Furthermore, immunosuppressive drugs have side effects (such as weakening the immune system's response to real infections and illnesses) which could be dangerous to both mother and fetus during pregnancy. An appropriate drug regimen thus needs to be designed specifically for uterus transplantation recipients.
Despite these complications, uterus transplantation is less complex overall than heart or liver transplantation, Ramirez noted; the procedure has simply been slower to develop because it isn't life-saving. "It's a little different than your traditional organ transplantation because we're dealing with a nonvital organ. It's more of a life-improving procedure," he said. [Read: Uterus Transplant: Q&A with Surgeon's Collaborator]
World's best mom
The mother of the recipient makes the ideal donor, Ramirez explained.
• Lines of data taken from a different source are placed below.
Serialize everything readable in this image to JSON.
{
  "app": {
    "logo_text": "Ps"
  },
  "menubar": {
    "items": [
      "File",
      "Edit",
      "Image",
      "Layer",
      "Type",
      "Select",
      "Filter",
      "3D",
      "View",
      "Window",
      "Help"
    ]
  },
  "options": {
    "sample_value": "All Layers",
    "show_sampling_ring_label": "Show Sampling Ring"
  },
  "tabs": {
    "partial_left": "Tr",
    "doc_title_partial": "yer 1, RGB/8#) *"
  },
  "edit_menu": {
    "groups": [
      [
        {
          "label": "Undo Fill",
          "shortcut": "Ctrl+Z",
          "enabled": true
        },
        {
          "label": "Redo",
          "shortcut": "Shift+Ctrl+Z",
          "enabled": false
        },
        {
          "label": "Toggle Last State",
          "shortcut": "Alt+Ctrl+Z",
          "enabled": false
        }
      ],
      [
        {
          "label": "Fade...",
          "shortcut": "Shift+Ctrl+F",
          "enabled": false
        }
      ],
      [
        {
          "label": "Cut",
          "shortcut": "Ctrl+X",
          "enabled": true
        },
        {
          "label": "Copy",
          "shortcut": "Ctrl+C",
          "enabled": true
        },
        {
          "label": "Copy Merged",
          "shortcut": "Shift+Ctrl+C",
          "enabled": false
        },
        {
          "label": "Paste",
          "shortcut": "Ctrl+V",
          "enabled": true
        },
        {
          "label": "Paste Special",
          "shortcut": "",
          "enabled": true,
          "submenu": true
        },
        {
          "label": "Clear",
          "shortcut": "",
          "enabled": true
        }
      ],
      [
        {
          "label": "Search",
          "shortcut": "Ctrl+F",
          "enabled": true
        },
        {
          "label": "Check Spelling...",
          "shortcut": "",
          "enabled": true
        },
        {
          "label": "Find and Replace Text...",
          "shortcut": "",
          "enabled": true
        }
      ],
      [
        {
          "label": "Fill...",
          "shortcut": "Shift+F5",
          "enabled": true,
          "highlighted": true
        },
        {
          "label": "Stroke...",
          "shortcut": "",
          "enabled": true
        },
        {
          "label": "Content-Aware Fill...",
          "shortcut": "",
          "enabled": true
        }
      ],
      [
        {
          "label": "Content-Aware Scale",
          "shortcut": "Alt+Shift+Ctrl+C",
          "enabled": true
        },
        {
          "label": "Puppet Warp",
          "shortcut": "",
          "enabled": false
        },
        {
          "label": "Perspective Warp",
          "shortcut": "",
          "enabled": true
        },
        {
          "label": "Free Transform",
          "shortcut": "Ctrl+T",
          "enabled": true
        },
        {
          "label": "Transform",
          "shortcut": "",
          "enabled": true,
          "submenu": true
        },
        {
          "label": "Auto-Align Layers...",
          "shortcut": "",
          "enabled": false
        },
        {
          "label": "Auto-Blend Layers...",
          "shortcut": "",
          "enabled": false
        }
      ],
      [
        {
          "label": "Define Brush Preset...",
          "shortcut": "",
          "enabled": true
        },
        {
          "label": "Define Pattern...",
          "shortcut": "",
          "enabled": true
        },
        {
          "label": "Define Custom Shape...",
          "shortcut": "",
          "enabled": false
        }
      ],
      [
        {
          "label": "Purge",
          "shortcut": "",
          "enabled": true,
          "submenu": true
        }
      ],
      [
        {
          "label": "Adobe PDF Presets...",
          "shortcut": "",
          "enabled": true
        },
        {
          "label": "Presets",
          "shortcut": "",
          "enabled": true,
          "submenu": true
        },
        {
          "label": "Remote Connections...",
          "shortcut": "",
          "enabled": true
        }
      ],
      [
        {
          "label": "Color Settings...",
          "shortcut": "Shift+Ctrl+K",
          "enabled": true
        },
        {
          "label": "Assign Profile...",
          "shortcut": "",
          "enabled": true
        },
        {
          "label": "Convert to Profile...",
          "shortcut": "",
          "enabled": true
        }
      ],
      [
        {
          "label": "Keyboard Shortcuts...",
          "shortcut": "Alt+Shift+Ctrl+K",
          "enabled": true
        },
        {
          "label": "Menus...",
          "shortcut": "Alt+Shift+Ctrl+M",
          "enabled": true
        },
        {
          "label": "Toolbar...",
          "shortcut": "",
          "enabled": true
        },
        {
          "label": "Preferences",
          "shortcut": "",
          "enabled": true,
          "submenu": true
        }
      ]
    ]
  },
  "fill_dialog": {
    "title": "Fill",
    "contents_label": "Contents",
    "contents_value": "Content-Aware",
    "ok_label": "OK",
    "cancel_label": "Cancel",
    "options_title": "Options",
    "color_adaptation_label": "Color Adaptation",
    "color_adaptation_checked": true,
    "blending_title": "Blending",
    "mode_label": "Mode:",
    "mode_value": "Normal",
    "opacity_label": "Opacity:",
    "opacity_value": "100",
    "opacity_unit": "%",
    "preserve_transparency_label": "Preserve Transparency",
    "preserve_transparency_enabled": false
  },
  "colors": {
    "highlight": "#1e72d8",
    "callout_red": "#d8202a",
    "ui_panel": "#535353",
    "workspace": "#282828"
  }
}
The mother of an adult daughter is most likely in her late 50s or early 60s, past menopause, and is no longer in need of her uterus. "You're performing an operation on a female that really doesn't need to have her uterus removed, but she's doing it to benefit her daughter," he said.
Old age is no issue when it comes to the uterus: It can be brought back to full functionality at any point. "The uterus will always be functioning. If you give it estrogen, it's going to respond. If you prepare the uterus, it should work perfectly fine in the recipient," Ramirez said.
Only a mother-daughter pair who share the same blood type would be considered for surgery, Ramirez explained, because this lowers the chance of organ rejection. Having 50 percent of the same genes also means the mother-daughter pair might share similarly positioned blood vessels, he said, making it easier for surgeons to lock the transplanted organ into place in the daughter.
In short, he said, "If we can transplant a uterus into the recipient who actually was born out of that uterus there's less chance of rejection."
Medical competition
Ramirez and Brannstrom are colleagues who have worked together on uterus transplantation research in the past, Ramirez said, but now they lead separate teams, both of which would like to be the first to transplant a womb.
"From a personal standpoint, I feel that I know Brannstrom fairly well and I think he's making this public because he sees that our group is advancing fast," Ramirez said. "He doesn't want to be behind in research."
Ramirez said Brannstrom may well be ready to do the surgery within a year, but that his group is nearly ready, too. "We already have our patients screened and ready to go. Do I feel like I can do it tomorrow? Yes. But I'm a perfectionist," Ramirez said.
Brannstrom could not be reached for comment.